La Compañía. “Los despidos nos sensibilizan de una manera especial. Por eso están bien los verbos ‘estar' y ‘hacer', pero me parece que falta el sentir y la sensibilidad social que necesitamos. Una sensibilidad social que se logra con justicia social”, fue la respuesta que Lugones le dio a Vidal, que, al lado de Stanley, había dicho que “hacer y estar tienen que ser hechos concretos”. En el hotel “Intersur” de Mar del Plata, donde se realizaba la “Semana Social” que organiza la Pastoral Social desde hace más de veinte años, esas palabras cayeron como plomo. “Dejalos, son los mismos que después vienen acá a abrazarme y a decirme que estoy haciendo un trabajo bárbaro”, fue la enojada explicación que le dio una de las dos mujeres del oficialismo a un asesor.

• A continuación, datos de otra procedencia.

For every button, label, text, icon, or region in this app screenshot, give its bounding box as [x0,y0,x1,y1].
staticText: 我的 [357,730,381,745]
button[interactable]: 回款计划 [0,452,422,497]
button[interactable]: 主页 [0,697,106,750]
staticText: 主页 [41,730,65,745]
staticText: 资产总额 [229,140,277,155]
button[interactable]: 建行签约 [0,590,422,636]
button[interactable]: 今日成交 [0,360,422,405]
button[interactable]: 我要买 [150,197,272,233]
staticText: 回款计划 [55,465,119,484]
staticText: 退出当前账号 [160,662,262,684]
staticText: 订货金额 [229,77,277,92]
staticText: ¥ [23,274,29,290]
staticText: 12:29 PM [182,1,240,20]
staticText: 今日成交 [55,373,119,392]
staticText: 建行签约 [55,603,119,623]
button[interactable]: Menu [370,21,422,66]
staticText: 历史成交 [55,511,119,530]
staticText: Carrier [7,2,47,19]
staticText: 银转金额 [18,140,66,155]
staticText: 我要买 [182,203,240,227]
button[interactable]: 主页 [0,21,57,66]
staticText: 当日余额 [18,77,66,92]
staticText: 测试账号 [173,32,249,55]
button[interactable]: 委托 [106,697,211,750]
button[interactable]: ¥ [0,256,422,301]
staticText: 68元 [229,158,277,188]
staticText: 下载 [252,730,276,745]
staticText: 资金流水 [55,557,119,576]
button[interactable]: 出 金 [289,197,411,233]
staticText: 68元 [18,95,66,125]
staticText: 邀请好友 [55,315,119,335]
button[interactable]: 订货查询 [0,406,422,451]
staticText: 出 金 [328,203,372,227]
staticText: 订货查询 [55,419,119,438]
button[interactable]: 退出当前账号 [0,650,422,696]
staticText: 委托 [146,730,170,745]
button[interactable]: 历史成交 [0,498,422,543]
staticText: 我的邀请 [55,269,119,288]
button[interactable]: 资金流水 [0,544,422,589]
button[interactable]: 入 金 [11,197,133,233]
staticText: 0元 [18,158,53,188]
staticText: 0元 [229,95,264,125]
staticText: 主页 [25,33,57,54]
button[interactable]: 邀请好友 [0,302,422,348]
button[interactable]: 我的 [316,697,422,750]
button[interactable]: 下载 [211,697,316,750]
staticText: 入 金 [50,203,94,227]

Sin embargo, todos sabían que Lugones iba a tener un discurso duro. Desde que asumió con el nuevo Episcopado, el nacido en 25 de Mayo –la ciudad bonaerense de donde salió Santiago Maldonado–, criticó fuerte al Gobierno: se mostró contra el acuerdo con el FMI, contra la paritaria de los docentes de la provincia, contra la reforma previsional, defendió el último paro general de la CGT, entre otras cosas. Todo eso fue en público, uno de los reclamos que el Papa le hacía a la vieja conducción que sentía que no se metía en los temas espinosos. Cerca de Lugones lo defienden. “Nadie puede decir que habla desde el kichnerismo. ¡Si fue uno de los obispos que más criticó a Aníbal Fernández en la campaña del 2015! Vidal nos debe más de lo que piensa”.
En el clero ven de reojo a Lugones. Muchos le temen por su estilo parco –para esta nota no quiso hablar–, y otros por su origen jesuita, la compañía a la que también pertenece Bergoglio y que, a lo largo de la historia, tuvo duros cruces con el Vaticano y que hasta el día de hoy genera distancias con el clero secular. Lugones, de hecho, estudió en los setenta en el Colegio Máximo en San Miguel, la institución jesuítica que presidía el actual Papa, en ese entonces al frente de la orden en el país. “Ahí nació una gran relación, era un colegio pupilo, vivían juntos, y Jorge sacaba su chapa de veterinario cuidando a los animales”, cuenta un íntimo, sobre la carrera que hizo Lugones, hincha de Boca, en la Universidad de La Plata. La relación siempre fue estrecha, y cuando el veterinario se ordenó como obispo en Orán, Salta, fue el propio Bergoglio quien llevó adelante la ceremonia. Hoy tienen contacto fluido por mail. Que los jesuitas sean unidos es la ley primera.